Assistance Publique-Hôpitaux de Paris, Hôpital Européen Georges Pompidou, Centre de Référence des Maladies Vasculaires Rares, Paris, France.
INSERM, U970, Paris Cardiovascular Research Centre, Paris, France.
Genet Med. 2019 Jul;21(7):1568-1575. doi: 10.1038/s41436-018-0356-2. Epub 2018 Nov 26.
Vascular Ehlers-Danlos syndrome (vEDS) is a rare inherited autosomal dominant disorder caused by COL3A1 pathogenic variants. A high percentage of de novo cases has been suggested. Part of it could be due to parental mosaicism, but its frequency is unknown.

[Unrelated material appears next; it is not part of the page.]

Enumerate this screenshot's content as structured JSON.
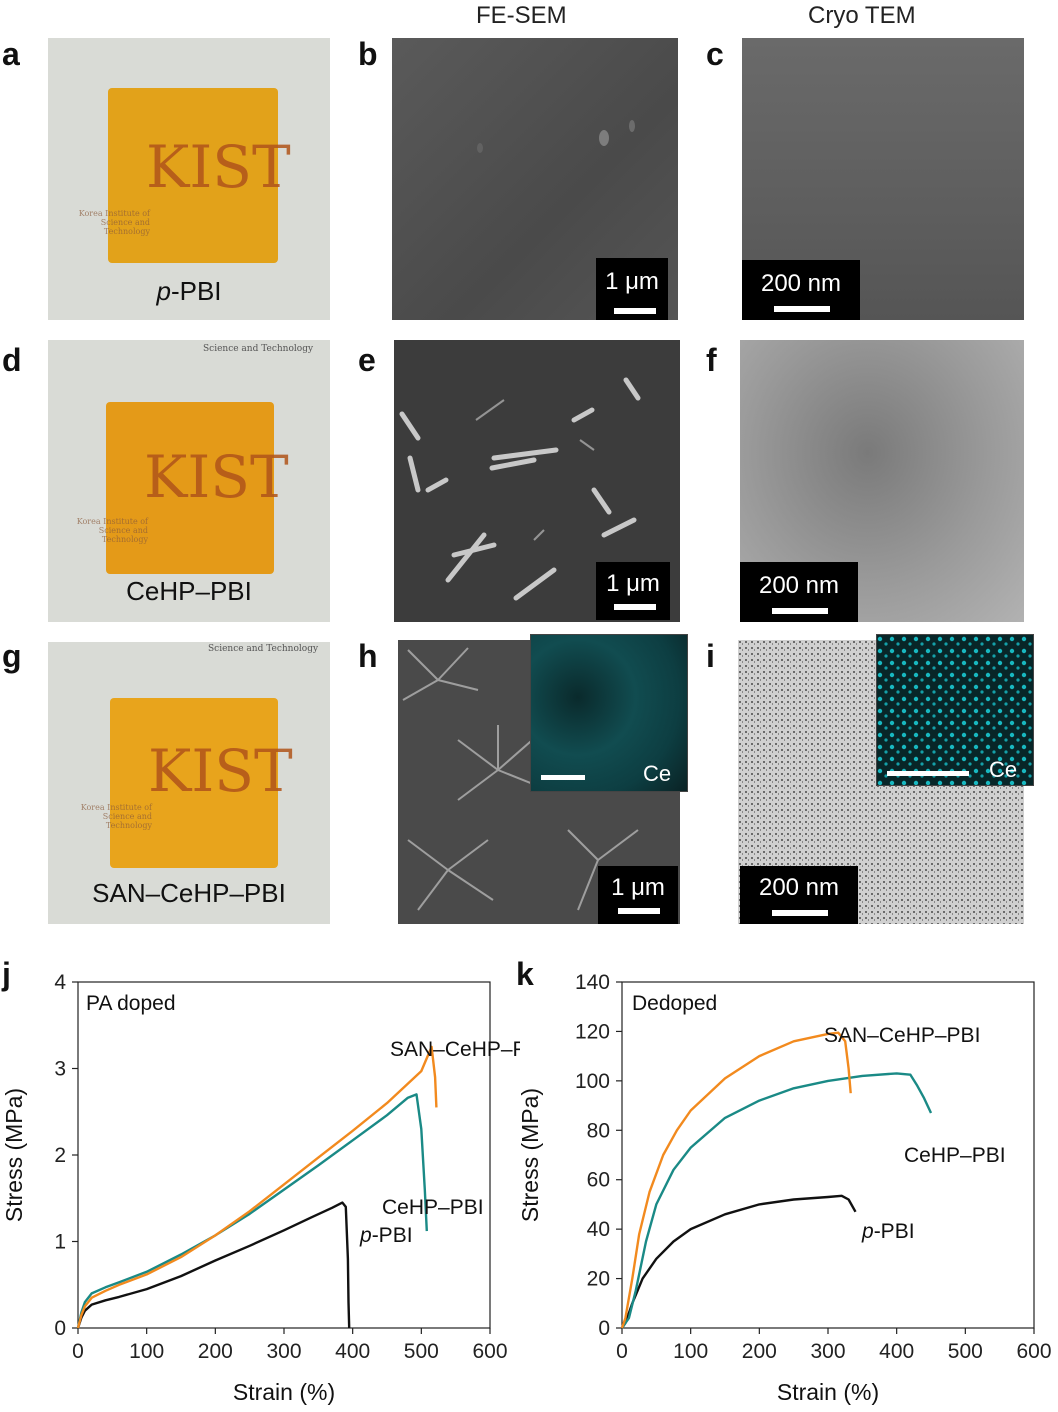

This retrospective study included a large series of COL3A1-confirmed vEDS probands with family information. The frequency of de novo cases was evaluated and the distribution of the type of variants was compared according to the mode of inheritance. The COL3A1 mosaicism was studied by deep targeted next- generation sequencing (NGS) from parental blood DNA.

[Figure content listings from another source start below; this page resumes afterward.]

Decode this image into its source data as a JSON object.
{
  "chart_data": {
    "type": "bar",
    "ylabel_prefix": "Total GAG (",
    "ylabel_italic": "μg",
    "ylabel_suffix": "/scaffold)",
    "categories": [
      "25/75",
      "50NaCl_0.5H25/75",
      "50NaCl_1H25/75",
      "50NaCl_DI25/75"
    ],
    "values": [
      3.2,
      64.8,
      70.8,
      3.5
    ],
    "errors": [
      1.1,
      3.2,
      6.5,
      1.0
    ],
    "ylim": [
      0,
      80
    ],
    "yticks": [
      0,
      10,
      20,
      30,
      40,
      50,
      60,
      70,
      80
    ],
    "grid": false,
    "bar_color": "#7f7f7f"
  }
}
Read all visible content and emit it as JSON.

Out of 177 vEDS probands, 90 had a negative family history, suggesting a high rate (50.8%) of de novo pathogenic variants, enriched in the more severe COL3A1 variants (no null variant). Among those, both parental DNA were available in 36 cases and one parental DNA in 18 cases. NGS detected only one mosaicism from maternal blood DNA (allelic ratio 18%), which was confirmed in saliva (allelic ratio 22%).

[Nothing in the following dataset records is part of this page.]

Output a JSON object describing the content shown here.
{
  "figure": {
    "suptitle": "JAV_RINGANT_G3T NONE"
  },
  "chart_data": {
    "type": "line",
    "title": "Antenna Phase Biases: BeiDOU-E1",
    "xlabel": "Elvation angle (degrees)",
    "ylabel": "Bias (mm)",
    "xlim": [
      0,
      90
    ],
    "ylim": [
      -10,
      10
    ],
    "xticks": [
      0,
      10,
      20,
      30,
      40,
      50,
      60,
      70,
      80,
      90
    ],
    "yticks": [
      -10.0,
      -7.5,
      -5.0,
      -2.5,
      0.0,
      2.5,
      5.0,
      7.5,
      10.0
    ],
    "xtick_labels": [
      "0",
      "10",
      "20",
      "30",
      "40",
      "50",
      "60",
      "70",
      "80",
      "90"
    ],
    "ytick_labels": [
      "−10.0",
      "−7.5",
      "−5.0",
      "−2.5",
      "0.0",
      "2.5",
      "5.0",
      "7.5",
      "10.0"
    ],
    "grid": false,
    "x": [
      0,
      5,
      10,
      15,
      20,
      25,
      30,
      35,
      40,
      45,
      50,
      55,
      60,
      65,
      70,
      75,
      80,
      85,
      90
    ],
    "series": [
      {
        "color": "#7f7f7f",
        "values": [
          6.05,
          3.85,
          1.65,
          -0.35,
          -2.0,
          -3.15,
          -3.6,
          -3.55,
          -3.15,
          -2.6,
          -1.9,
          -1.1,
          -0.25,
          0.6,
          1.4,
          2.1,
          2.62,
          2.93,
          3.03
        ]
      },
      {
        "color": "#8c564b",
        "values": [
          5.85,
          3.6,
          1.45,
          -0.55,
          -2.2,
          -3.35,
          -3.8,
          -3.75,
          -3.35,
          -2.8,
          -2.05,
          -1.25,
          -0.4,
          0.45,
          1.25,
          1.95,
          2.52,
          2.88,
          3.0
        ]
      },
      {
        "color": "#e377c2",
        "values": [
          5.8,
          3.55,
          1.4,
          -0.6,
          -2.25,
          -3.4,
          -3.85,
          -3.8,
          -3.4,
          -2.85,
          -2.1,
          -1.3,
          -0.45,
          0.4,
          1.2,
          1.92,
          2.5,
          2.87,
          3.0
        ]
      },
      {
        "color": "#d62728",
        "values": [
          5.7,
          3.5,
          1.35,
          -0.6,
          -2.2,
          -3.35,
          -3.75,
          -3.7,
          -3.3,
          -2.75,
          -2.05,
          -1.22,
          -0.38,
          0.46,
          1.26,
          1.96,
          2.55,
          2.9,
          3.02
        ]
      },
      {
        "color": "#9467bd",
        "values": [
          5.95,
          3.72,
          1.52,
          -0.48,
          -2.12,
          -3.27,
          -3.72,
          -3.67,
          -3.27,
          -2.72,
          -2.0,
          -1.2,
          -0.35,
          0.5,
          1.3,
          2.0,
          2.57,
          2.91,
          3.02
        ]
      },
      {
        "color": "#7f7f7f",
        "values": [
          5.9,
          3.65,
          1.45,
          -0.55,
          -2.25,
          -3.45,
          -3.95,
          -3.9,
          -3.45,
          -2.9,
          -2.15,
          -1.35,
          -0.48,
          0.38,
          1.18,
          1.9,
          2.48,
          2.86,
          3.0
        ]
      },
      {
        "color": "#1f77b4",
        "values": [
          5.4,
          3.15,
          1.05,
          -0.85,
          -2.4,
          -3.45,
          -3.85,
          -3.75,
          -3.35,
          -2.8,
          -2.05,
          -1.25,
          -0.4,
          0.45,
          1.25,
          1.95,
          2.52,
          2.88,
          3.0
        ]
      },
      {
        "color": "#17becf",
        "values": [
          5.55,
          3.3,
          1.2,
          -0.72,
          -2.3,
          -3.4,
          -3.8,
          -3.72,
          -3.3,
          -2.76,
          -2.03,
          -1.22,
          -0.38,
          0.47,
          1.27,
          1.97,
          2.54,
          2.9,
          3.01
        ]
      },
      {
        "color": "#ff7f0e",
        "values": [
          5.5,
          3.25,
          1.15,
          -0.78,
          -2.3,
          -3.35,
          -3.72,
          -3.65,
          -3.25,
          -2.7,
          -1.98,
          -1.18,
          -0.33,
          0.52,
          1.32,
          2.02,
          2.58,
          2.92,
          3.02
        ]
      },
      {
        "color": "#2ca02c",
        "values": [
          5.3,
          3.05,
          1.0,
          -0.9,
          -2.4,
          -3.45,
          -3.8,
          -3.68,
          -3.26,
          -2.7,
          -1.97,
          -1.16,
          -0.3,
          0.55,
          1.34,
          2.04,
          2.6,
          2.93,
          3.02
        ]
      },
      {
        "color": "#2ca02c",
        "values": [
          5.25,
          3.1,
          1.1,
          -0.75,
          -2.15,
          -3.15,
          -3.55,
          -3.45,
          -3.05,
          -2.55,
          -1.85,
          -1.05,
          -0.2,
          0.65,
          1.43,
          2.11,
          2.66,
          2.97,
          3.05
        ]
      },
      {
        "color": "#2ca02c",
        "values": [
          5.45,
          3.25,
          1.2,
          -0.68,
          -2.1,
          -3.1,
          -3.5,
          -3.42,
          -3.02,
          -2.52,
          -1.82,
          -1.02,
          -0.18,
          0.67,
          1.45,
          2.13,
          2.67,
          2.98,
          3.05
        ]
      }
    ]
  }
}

vEDS is characterized by a high frequency of de novo pathogenic variants. Parental mosaicism is rare (2-3%), but should be systematically searched with targeted NGS, taking into account its importance in genetic counseling.
血管型埃勒斯-当洛斯综合征(vEDS)是一种罕见的常染色体显性遗传性疾病,由 COL3A1 致病性变异引起。已提出很高比例的新生病例可能是由于父母镶嵌现象,但其频率尚不清楚。
本回顾性研究纳入了一系列 COL3A1 确诊的有家族史的 vEDS 先证者。评估了新生病例的频率,并根据遗传方式比较了变异类型的分布。通过对父母血液 DNA 进行深度靶向下一代测序(NGS)来研究 COL3A1 镶嵌现象。
在 177 名 vEDS 先证者中,90 名有阴性家族史,提示新生致病性变异的发生率较高(50.8%),且在更严重的 COL3A1 变异中更为丰富(无缺失变异)。其中,36 例可获得双亲的 DNA,18 例可获得单亲的 DNA。NGS 仅从母亲血液 DNA 中检测到 1 例镶嵌现象(等位基因比例为 18%),在唾液中得到了证实(等位基因比例为 22%)。
vEDS 的特点是新生致病性变异的频率较高。父母镶嵌现象罕见(2-3%),但应系统地通过靶向 NGS 进行搜索,并考虑其在遗传咨询中的重要性。